The benefit/effectiveness of CEC in the aquarium has always been difficult to measure, but it has always been assumed that more is better.


----------



## plantbrain (Dec 15, 2003)

Clay loams have very high CEC, eg rice paddy soil or ADA AS etc.........
They also have more nutrients that are bioavailable.

Bit messier than Hard sands etc........

But offer more to the plants.

Potting soil is a bit more larger and more OM, and less clays..........but works well too.

Compost can vary.


----------



## FishFarmer (Feb 8, 2007)

Robert H said:


> Where are you getting that information from? Clay gravel of any kind does have relatively high CEC. Some types of clay have extremely high CEC. People haven't talked much about CEC in the forums for years, but back in the 90s it was all the rage. Flourite is low compared to other clays. Eco complete hasn't been included in any studies I know of.


Yes, I realize that all clays have decent CEC, but when they are fired in a kiln, you are essentially altering the molecular structure of the clay, thus reducing its CEC. Clays have a high CEC because of the isomorphic substitutions and the incredible surface area of clays (some clays have up to 800 square meters of surface area per gram of soil!)

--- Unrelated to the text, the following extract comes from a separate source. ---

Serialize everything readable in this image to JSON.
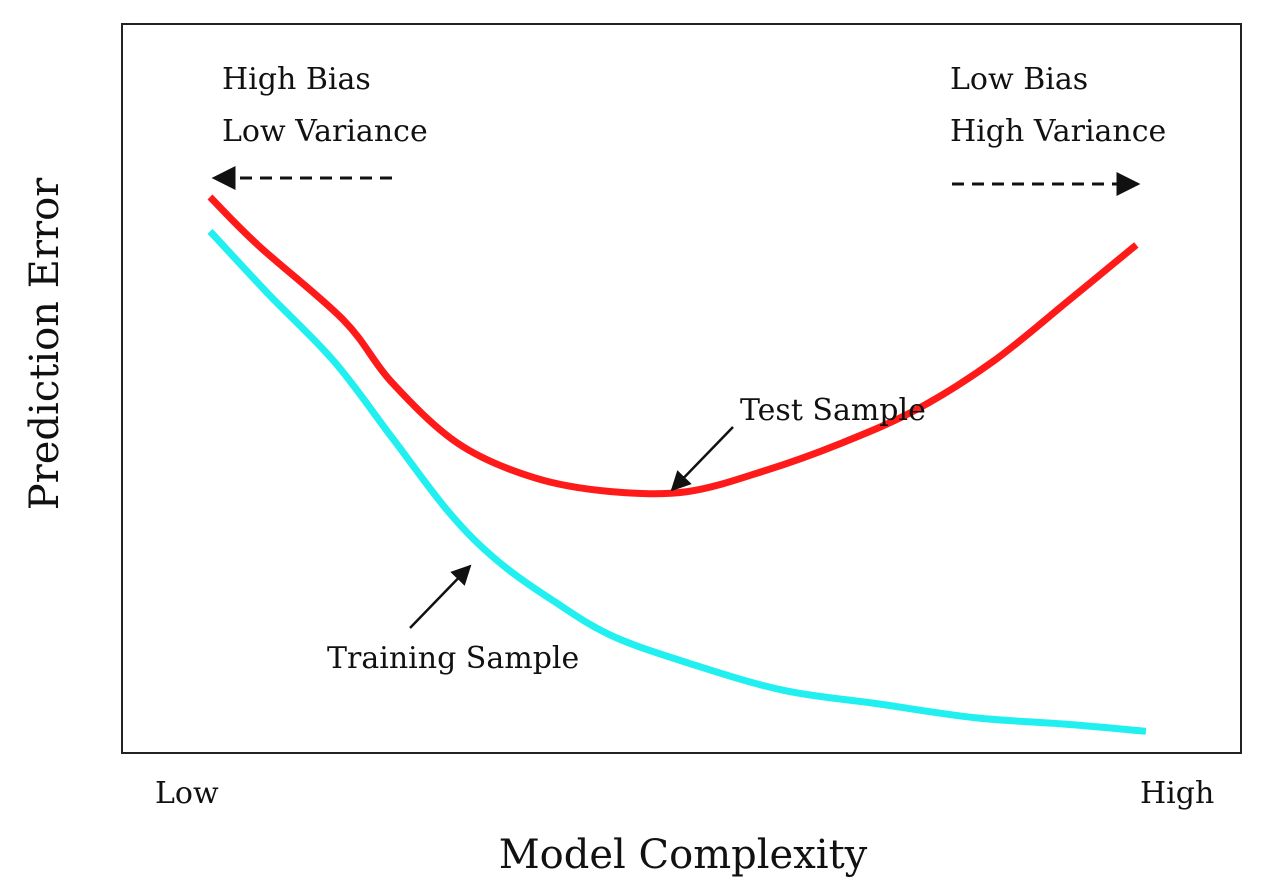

That link you provided is where I remember looking up the CEC for Flourite, and as you can see, it is rated at 1.7meq/100g. That is not very good as far as I'm concerned. I've never seen an exact measure for Eco, but I would guess it would be somewhere around the same as Flourite. But, I guess relatively speaking, Flourite and Eco are some of the better substrate choices for CEC when compared to gravel or sand.

As for a good substrate that would have a high CEC, the only really good one would be mineralized topsoil--but even topsoil is highly variable (depends where it's from and under what conditions the soil formed). Trying to find a really high CEC substrate for aquariums is a crap-shoot if you ask me.

And sorry about the repeat posts :icon_lol:. IDK how that happened


----------



## Robert H (Apr 3, 2003)

but you are mistaken, firing the clay actually raises the CEC, and when its fracted into small pieces, that raises it more. That is shown in the study- and Jamie explains this in the study. Schults/Profile is one of the highest CEC of all the mediums tested, and it is kiln fired and fracted.


----------



## FishFarmer (Feb 8, 2007)

That is interesting, because I recall reading a paper where heating a clay decreased the CEC, and I remember my soils professor taking about heating clays and reducing CEC. And I agree with you, fracturing any clay would increase it's CEC because you are increasing its surface area--I don't think there's any debating that point.

I do suppose however, that the type of clay would influence whether heating would increase or decrease CEC. I could see that heating a 1:1 such as kaolinite could increase the CEC since it has no inner layer that could collapse. But I still don't see how heating a 2:1 clay, especially a hydroxy-interlayered clay like smectite, would increase its CEC since a majority of its CEC is directly due to cations being able to access the inner layer of the clay--and if that inner layer collapses than those CEC sites are no longer available to bind a cation.

I'll see if I can dig up some literature on this.


----------